Un nouveau et long silence.

«Tenez, je vous apporte des journaux, le Corriere della Sera, la Gazzetta del Popolo, etc. Est-ce que vous savez qu'il est fortement question d'un mouvement diplomatique dont le premier bouc émissaire serait Paléologue, notoirement insuffisant en Serbie. Il serait peut-être remplacé par Lozé et il y aurait à pourvoir au poste de Constantinople. Mais, s'empressa d'ajouter avec âcreté M. de Norpois, pour une ambassade d'une telle envergure et où il est de toute évidence que la Grande-Bretagne devra toujours, quoi qu'il arrive, avoir la première place à la table des délibérations, il serait prudent de s'adresser à des hommes d'expérience mieux outillés pour résister aux embûches des ennemis de notre alliée britannique que des diplomates de la jeune école qui donneraient tête baissée dans le panneau.» La volubilité irritée avec laquelle M. de Norpois prononça ces dernières paroles venait surtout de ce que les journaux, au lieu de prononcer son nom comme il leur avait recommandé de le faire, donnaient comme «grand favori» un jeune ministre des Affaires étrangères. «Dieu sait si les hommes d'âge sont éloignés de se mettre, à la suite de je ne sais quelles manœuvres tortueuses, aux lieu et place de plus ou moins incapables recrues. J'en ai beaucoup connu de tous ces prétendus diplomates de la méthode empirique qui mettaient tout leur espoir dans un ballon d'essai que je ne tardais pas à dégonfler.

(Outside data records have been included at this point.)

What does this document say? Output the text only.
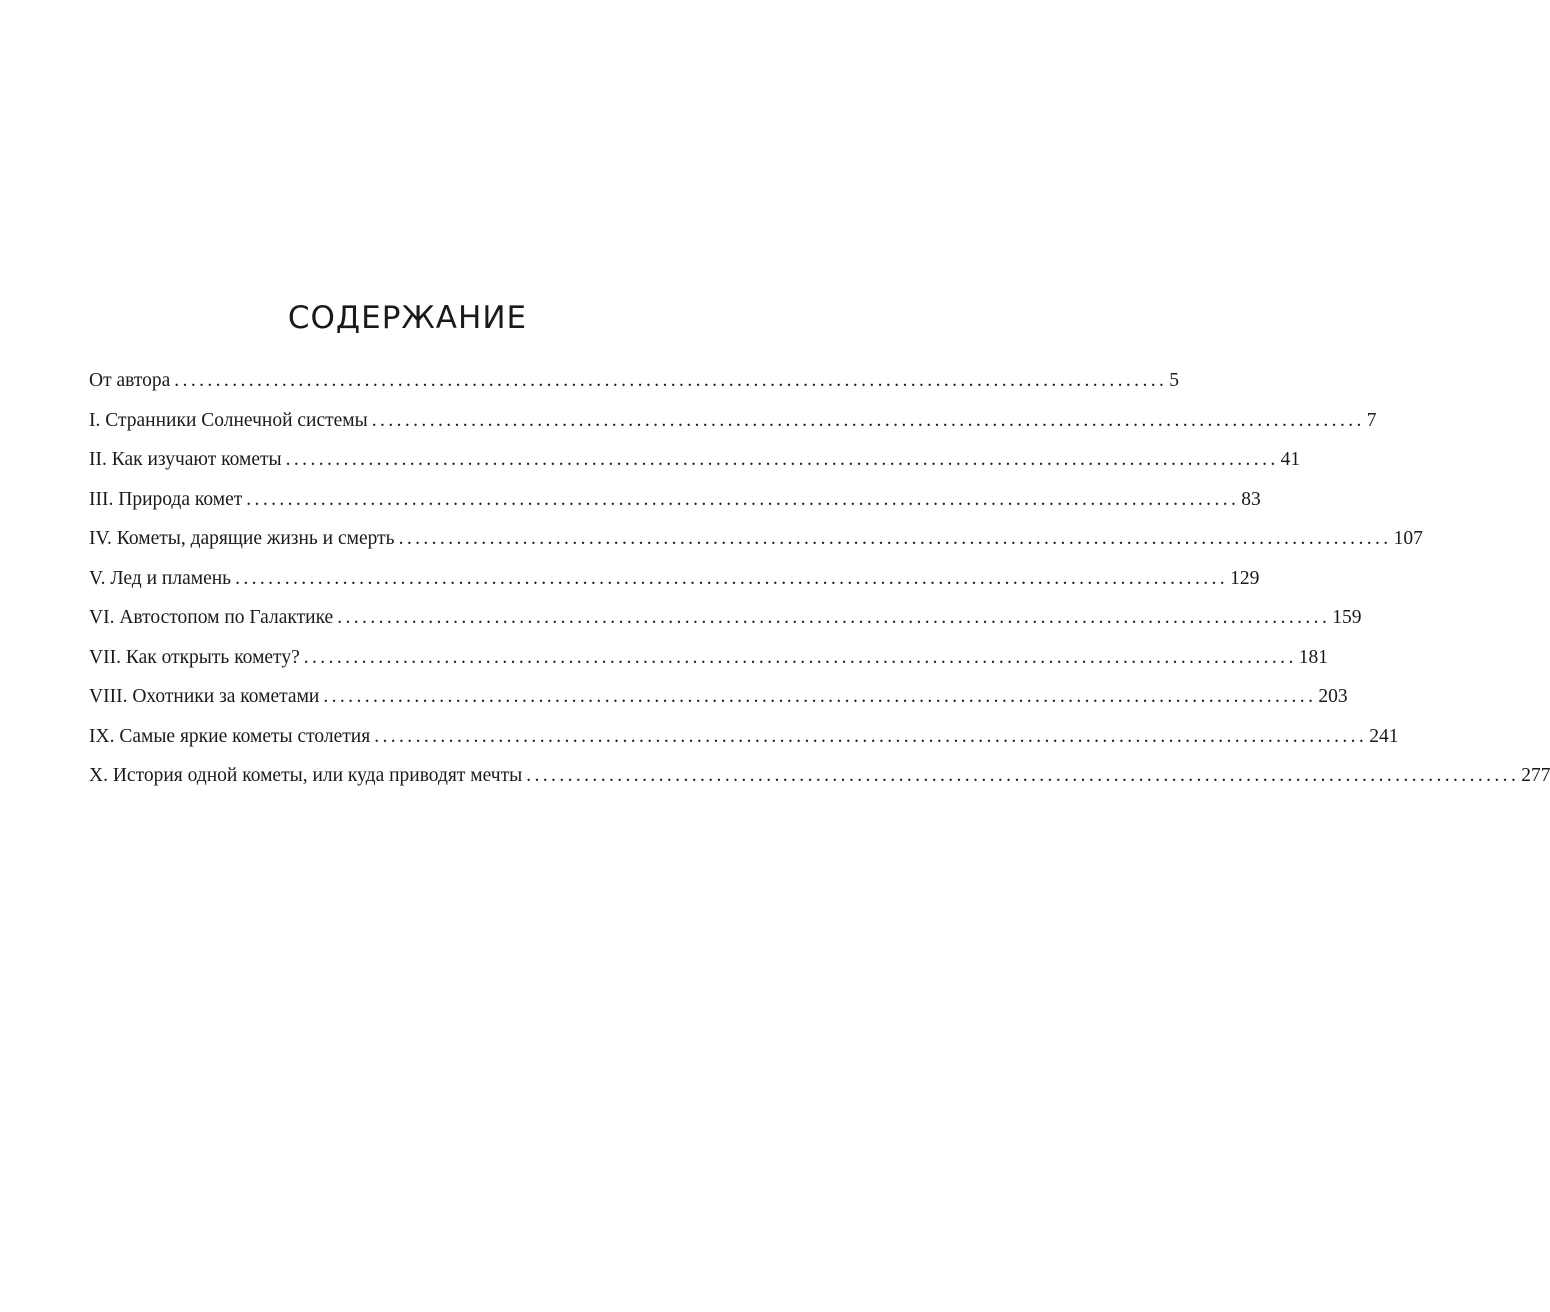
СОДЕРЖАНИЕ
От автора ........................................................................................................................ 5
I. Странники Солнечной системы ........................................................................................................................ 7
II. Как изучают кометы ........................................................................................................................ 41
III. Природа комет ........................................................................................................................ 83
IV. Кометы, дарящие жизнь и смерть ........................................................................................................................ 107
V. Лед и пламень ........................................................................................................................ 129
VI. Автостопом по Галактике ........................................................................................................................ 159
VII. Как открыть комету? ........................................................................................................................ 181
VIII. Охотники за кометами ........................................................................................................................ 203
IX. Самые яркие кометы столетия ........................................................................................................................ 241
X. История одной кометы, или куда приводят мечты ........................................................................................................................ 277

Il est hors de doute, si le gouvernement a le manque de sagesse de remettre les rênes de l'État en des mains turbulentes, qu'à l'appel du devoir, un conscrit répondra toujours présent. Mais qui sait (et M. de Norpois avait l'air de très bien savoir de qui il parlait) s'il n'en serait pas de même le jour où l'on irait chercher quelque vétéran plein de savoir et d'adresse. À mon sens, chacun peut avoir sa manière de voir, le poste de Constantinople ne devrait être accepté qu'après un règlement de nos difficultés pendantes avec l'Allemagne. Nous ne devons rien à personne, et il est inadmissible que tous les six mois on vienne nous réclamer par des manœuvres dolosives et à notre corps défendant, je ne sais quel quitus, toujours mis en avant par une presse de sportulaires. Il faut que cela finisse, et naturellement un homme de haute valeur et qui a fait ses preuves, un homme qui aurait si je puis dire l'oreille de l'empereur, jouirait de plus d'autorité que quiconque pour mettre le point final au conflit.»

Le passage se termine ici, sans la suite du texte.